Лицо начальника мгновенно приобрело суровое выражение, и он резко предложил ей идти в милицию, добавив, что если им, в свою очередь, станет что-либо известно, то ей сообщат.
Поскольку визит этот был ранним, то откроем еще одну тайну: принимавший старушку старший лейтенант НКВД всю ночь, по обыкновению, работал – допрашивал Василия Ивановича и отправил его в камеру лишь полчаса назад. Прибитый к полу у дверей комнаты табурет, на который сажают подследственных, единственный свидетель происшедшего короткого разговора несчастной старушки с хозяином кабинета, видимо, сохранял еще тепло её сына.
А тот в это время находился уже в подвале среди многочисленных собратьев по несчастью и боролся со сном.
Василий Иванович был знаком с двумя сокамерниками, которые, поместив его между собой так, чтобы надзиратель не мог увидеть в глазок, что он дремлет, облокотившись на них, предоставили ему несколько минут дрёмы. Но опытный надзиратель, постоянно обходивший все глазки вверенного ему коридора, после третьего обхода ударил огромным ключом по металлической двери и скомандовал:
– Трое в углу, разойдись!
Собрав свои силы, Евдокия Артамоновна в сопровождении мальчика кое-как трамваем добралась домой и тут же слегла. Растерявшийся мальчик все же сообразил позвать соседку, и через полчаса в комнате уже собрались родичи. Но прояснить что-либо мальчик, естественно, не мог. Наконец Евдокию Артамоновну удалось привести в чувство, и она смогла рассказать о своем визите. На всякий случай кто-то быстро побежал в милицию и сообщил о пропаже человека. Там пообещали, конечно, приступить к поиску.

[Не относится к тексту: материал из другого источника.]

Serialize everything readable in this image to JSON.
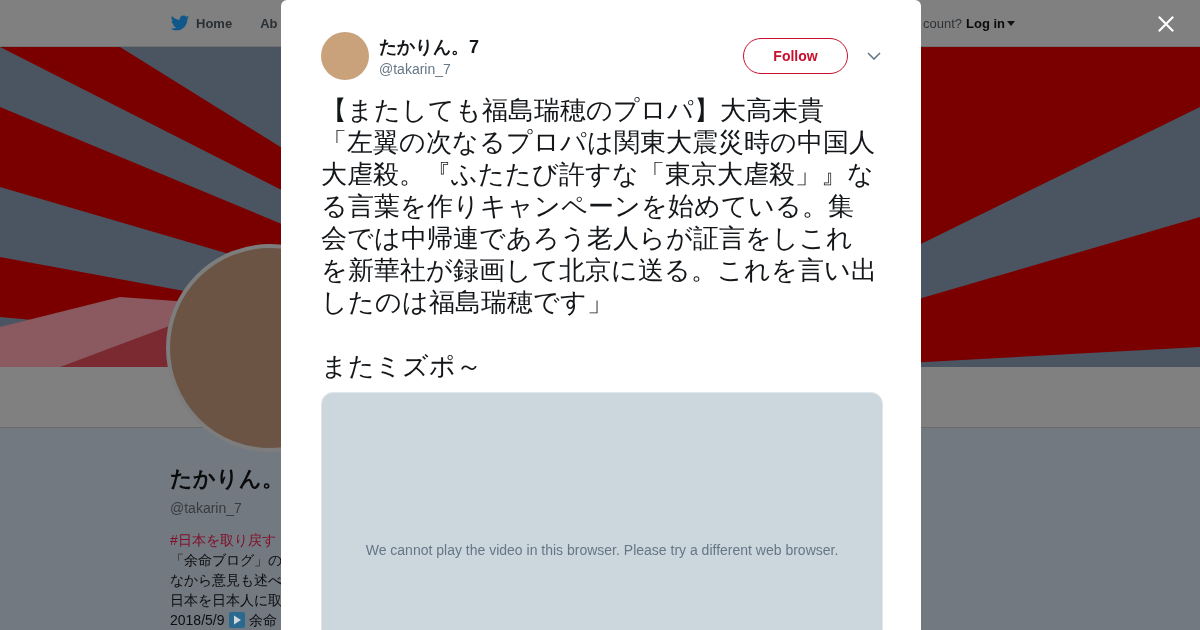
{
  "nav": {
    "items": [
      {
        "label": "Home",
        "kind": "home"
      },
      {
        "label": "Ab",
        "kind": "plain"
      }
    ],
    "account_prompt": "count?",
    "login": "Log in"
  },
  "profile": {
    "name": "たかりん。",
    "handle": "@takarin_7",
    "bio": [
      {
        "kind": "hashtag",
        "text": "#日本を取り戻す"
      },
      {
        "kind": "text",
        "text": "「余命ブログ」の"
      },
      {
        "kind": "text",
        "text": "なから意見も述べ"
      },
      {
        "kind": "text",
        "text": "日本を日本人に取"
      },
      {
        "kind": "dated",
        "text": "2018/5/9",
        "after": "余命"
      }
    ]
  },
  "tweet": {
    "name": "たかりん。7",
    "handle": "@takarin_7",
    "follow": "Follow",
    "text": "【またしても福島瑞穂のプロパ】大高未貴",
    "text_3": "「左翼の次なるプロパは関東大震災時の中国人大虐殺。『ふたたび許すな「東京大虐殺」』なる言葉を作りキャンペーンを始めている。集会では中帰連であろう老人らが証言をしこれを新華社が録画して北京に送る。これを言い出したのは福島瑞穂です」",
    "text_2": "またミズポ～",
    "video_message": "We cannot play the video in this browser. Please try a different web browser."
  }
}
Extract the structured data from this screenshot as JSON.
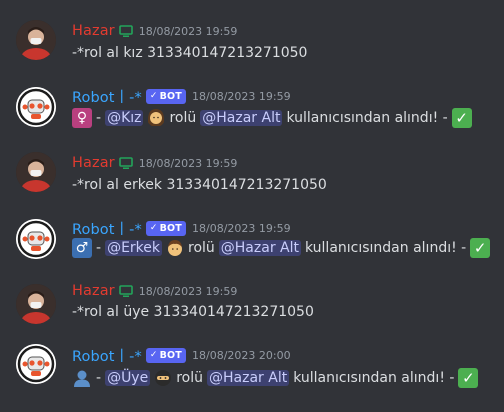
{
  "messages": [
    {
      "author": "Hazar",
      "is_bot": false,
      "timestamp": "18/08/2023 19:59",
      "text": "-*rol al kız 313340147213271050"
    },
    {
      "author": "Robot丨-*",
      "is_bot": true,
      "bot_tag": "BOT",
      "timestamp": "18/08/2023 19:59",
      "role_icon": "female-sign-icon",
      "dash1": "-",
      "role_mention": "@Kız",
      "role_emoji": "woman-face-icon",
      "mid_text": "rolü",
      "user_mention": "@Hazar Alt",
      "tail_text": "kullanıcısından alındı! -",
      "status_icon": "check-mark-icon"
    },
    {
      "author": "Hazar",
      "is_bot": false,
      "timestamp": "18/08/2023 19:59",
      "text": "-*rol al erkek 313340147213271050"
    },
    {
      "author": "Robot丨-*",
      "is_bot": true,
      "bot_tag": "BOT",
      "timestamp": "18/08/2023 19:59",
      "role_icon": "male-sign-icon",
      "dash1": "-",
      "role_mention": "@Erkek",
      "role_emoji": "man-face-icon",
      "mid_text": "rolü",
      "user_mention": "@Hazar Alt",
      "tail_text": "kullanıcısından alındı! -",
      "status_icon": "check-mark-icon"
    },
    {
      "author": "Hazar",
      "is_bot": false,
      "timestamp": "18/08/2023 19:59",
      "text": "-*rol al üye 313340147213271050"
    },
    {
      "author": "Robot丨-*",
      "is_bot": true,
      "bot_tag": "BOT",
      "timestamp": "18/08/2023 20:00",
      "role_icon": "bust-silhouette-icon",
      "dash1": "-",
      "role_mention": "@Üye",
      "role_emoji": "ninja-icon",
      "mid_text": "rolü",
      "user_mention": "@Hazar Alt",
      "tail_text": "kullanıcısından alındı! -",
      "status_icon": "check-mark-icon"
    }
  ],
  "colors": {
    "background": "#313338",
    "user_name": "#e23b30",
    "bot_name": "#3aa6ff",
    "bot_tag": "#5865f2",
    "mention_bg": "#5865f24d",
    "timestamp": "#949ba4",
    "online_monitor": "#23a55a"
  }
}
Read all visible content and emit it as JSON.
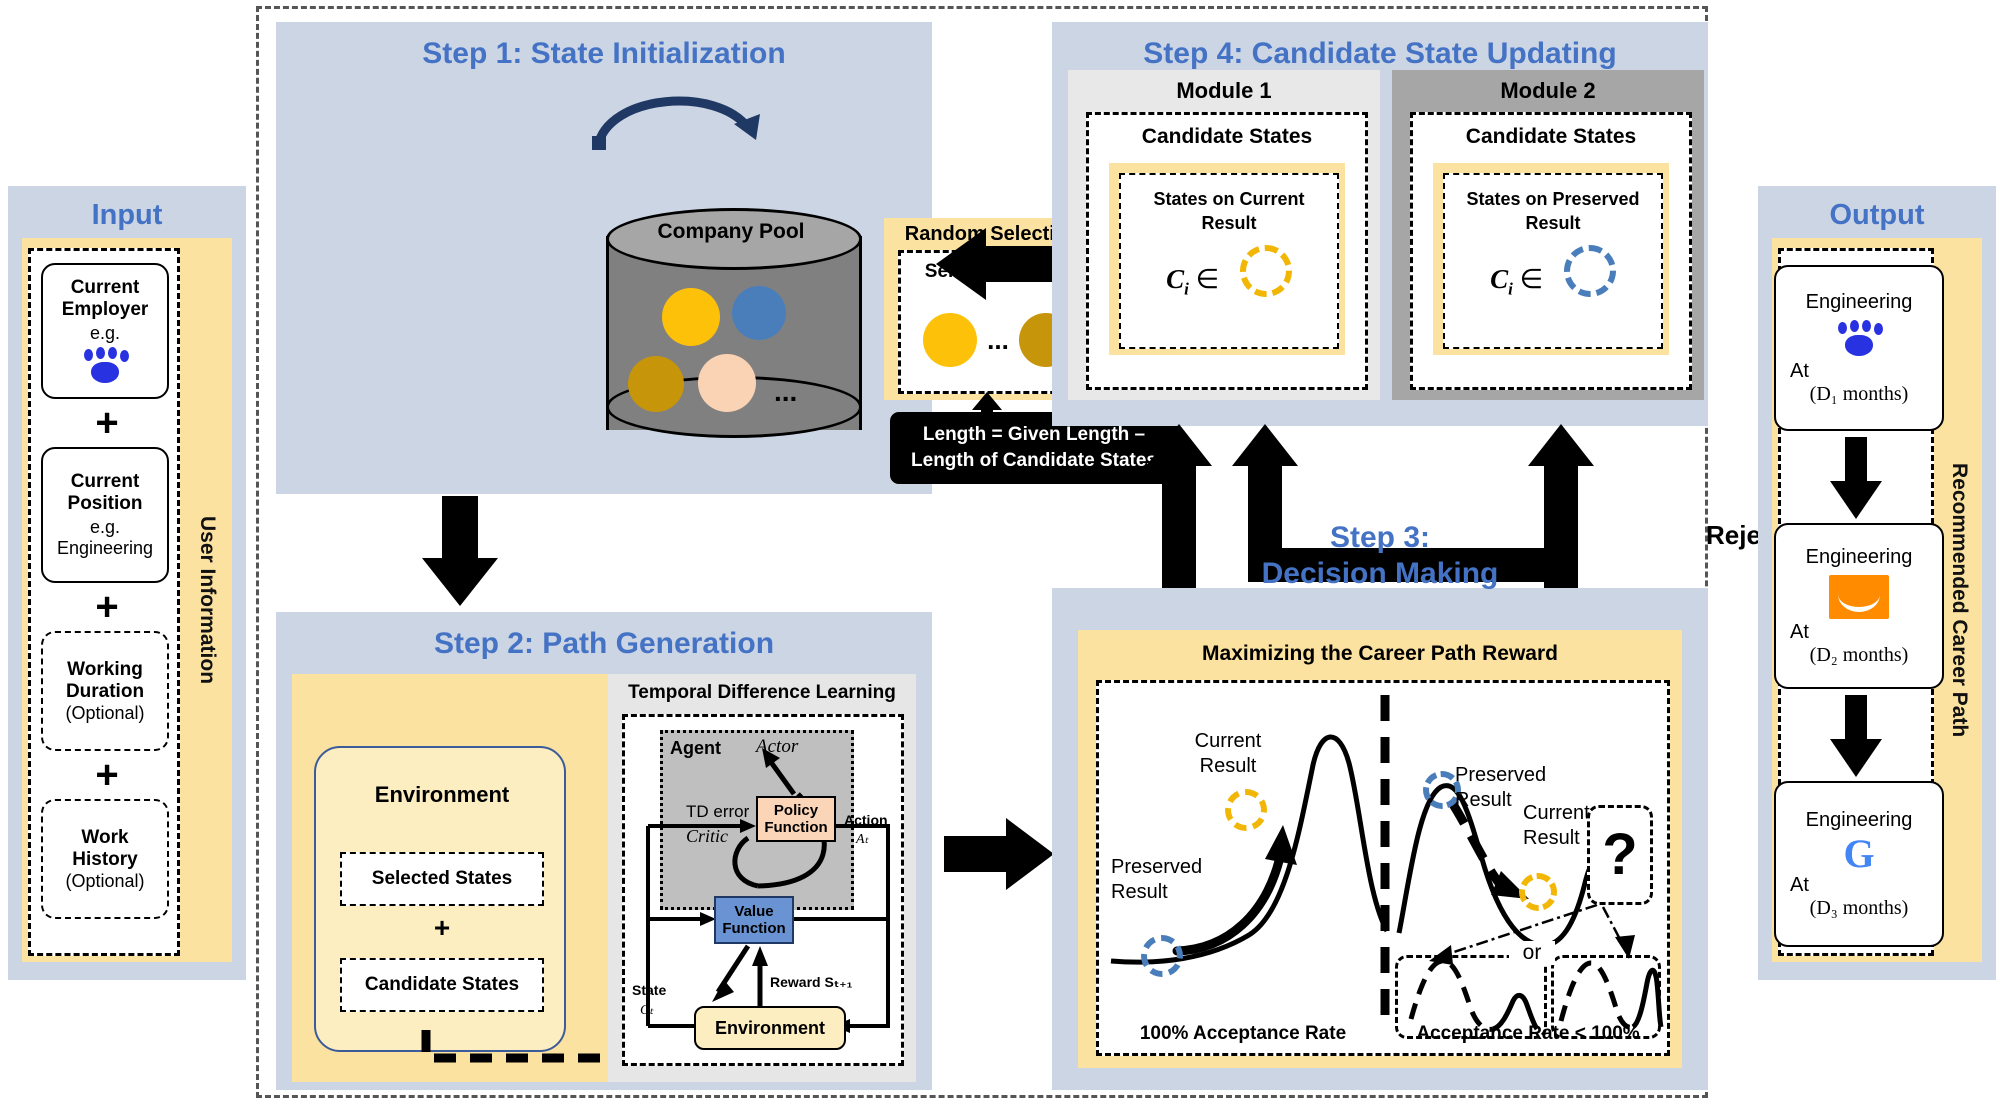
{
  "input": {
    "title": "Input",
    "vertical_label": "User Information",
    "items": [
      {
        "line1": "Current",
        "line2": "Employer",
        "line3": "e.g.",
        "logo": "baidu-logo",
        "optional": false
      },
      {
        "line1": "Current",
        "line2": "Position",
        "line3": "e.g.",
        "line4": "Engineering",
        "optional": false
      },
      {
        "line1": "Working",
        "line2": "Duration",
        "line3": "(Optional)",
        "optional": true
      },
      {
        "line1": "Work",
        "line2": "History",
        "line3": "(Optional)",
        "optional": true
      }
    ],
    "separator": "+"
  },
  "output": {
    "title": "Output",
    "vertical_label": "Recommended Career Path",
    "cards": [
      {
        "position": "Engineering",
        "at": "At",
        "duration": "(D₁ months)",
        "logo": "baidu-logo"
      },
      {
        "position": "Engineering",
        "at": "At",
        "duration": "(D₂ months)",
        "logo": "amazon-logo"
      },
      {
        "position": "Engineering",
        "at": "At",
        "duration": "(D₃ months)",
        "logo": "google-logo"
      }
    ]
  },
  "step1": {
    "title": "Step 1: State Initialization",
    "pool_label": "Company Pool",
    "pool_ellipsis": "...",
    "random_selection": "Random Selection",
    "selected_states": "Selected States",
    "selected_ellipsis": "...",
    "length_formula_line1": "Length = Given Length –",
    "length_formula_line2": "Length of Candidate States"
  },
  "step2": {
    "title": "Step 2: Path Generation",
    "environment_title": "Environment",
    "selected_states": "Selected States",
    "plus": "+",
    "candidate_states": "Candidate States",
    "tdl_title": "Temporal Difference Learning",
    "agent": "Agent",
    "actor": "Actor",
    "critic": "Critic",
    "td_error": "TD error",
    "policy_function_l1": "Policy",
    "policy_function_l2": "Function",
    "value_function_l1": "Value",
    "value_function_l2": "Function",
    "environment_box": "Environment",
    "action_label": "Action",
    "action_sym": "Aₜ",
    "state_label": "State",
    "state_sym": "Cₜ",
    "reward_label": "Reward Sₜ₊₁"
  },
  "step3": {
    "title_l1": "Step 3:",
    "title_l2": "Decision Making",
    "panel_title": "Maximizing the Career Path Reward",
    "left_current_l1": "Current",
    "left_current_l2": "Result",
    "left_preserved_l1": "Preserved",
    "left_preserved_l2": "Result",
    "left_caption": "100% Acceptance Rate",
    "right_preserved_l1": "Preserved",
    "right_preserved_l2": "Result",
    "right_current_l1": "Current",
    "right_current_l2": "Result",
    "question_mark": "?",
    "or_label": "or",
    "right_caption": "Acceptance Rate < 100%",
    "reject_label": "Reject"
  },
  "step4": {
    "title": "Step 4: Candidate State Updating",
    "modules": [
      {
        "name": "Module 1",
        "candidate_states": "Candidate States",
        "states_l1": "States on Current",
        "states_l2": "Result",
        "formula": "C",
        "formula_sub": "i",
        "formula_in": "∈",
        "ring_color": "#f2b705"
      },
      {
        "name": "Module 2",
        "candidate_states": "Candidate States",
        "states_l1": "States on Preserved",
        "states_l2": "Result",
        "formula": "C",
        "formula_sub": "i",
        "formula_in": "∈",
        "ring_color": "#4a7ebb"
      }
    ]
  },
  "colors": {
    "accent_blue": "#4472C4",
    "panel_blue": "#ccd5e4",
    "panel_yellow": "#fbe2a0",
    "ring_yellow": "#f2b705",
    "ring_blue": "#4a7ebb",
    "pool_gray": "#808080",
    "module2_gray": "#a6a6a6",
    "baidu_blue": "#2932e1",
    "amazon_orange": "#ff8c00"
  }
}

В полном неведении прошел еще один день, наступила пятница – всесоюзный день передач. Люди посоветовали попытаться передать что-либо: если примут – значит, он там. Простояв в длинной очереди в течение полутора часов, сестра Василия Ивановича Тамара с узелком в руках, наконец, подошла к заветному окошку. Не успев полностью сообщить фамилию, имя и отечество, она получила отрывисто: «Такого нет, следующий!» Отойдя в сторону, Тамара в растерянности остановилась, не зная, что же предпринять дальше. Одна из стоящих в очереди, увидев побледневшую женщину, подошла к Тамаре и, тронув её за рукав, кивком головы показала следовать за ней. Перейдя на другую сторону улицы, они остановились, и женщина, озираясь по сторонам, вполголоса рассказала Тамаре об еще одном способе удостовериться, там ли находится разыскиваемый.
– Надо суметь как-то подать голос с улицы, чтобы он услышал.
На следующий день на пересечении улиц Бутырина и Ленина было также немноголюдно, ласково светило солнце, в тени грибка стоял часовой с винтовкой. Из забранных в металлические «намордники» окон подвала так же слышался несмолкаемый гул общения «постояльцев заведения», мимо шли редкие прохожие. Пожилая женщина вела за руку мальчика, который капризничал, а затем неожиданно, не доходя до сурового кирпичного здания, вырвав свою руку из её руки и вприпрыжку устремился вперед. Женщина пыталась нагнать мальчишку и громко кричала ему вслед: – Вася, подожди! Вася! – Но тот продолжал вприпрыжку бежать вперед. И тут раздался голос Василия Ивановича: – Тамара, я здесь! Тамара, я здесь!
Эти слова из подземелья были свидетельством завершения его трагической судьбы в этом бренном мире.
Спустя много лет стало известно, что старший сын скончался в эмиграции в Париже.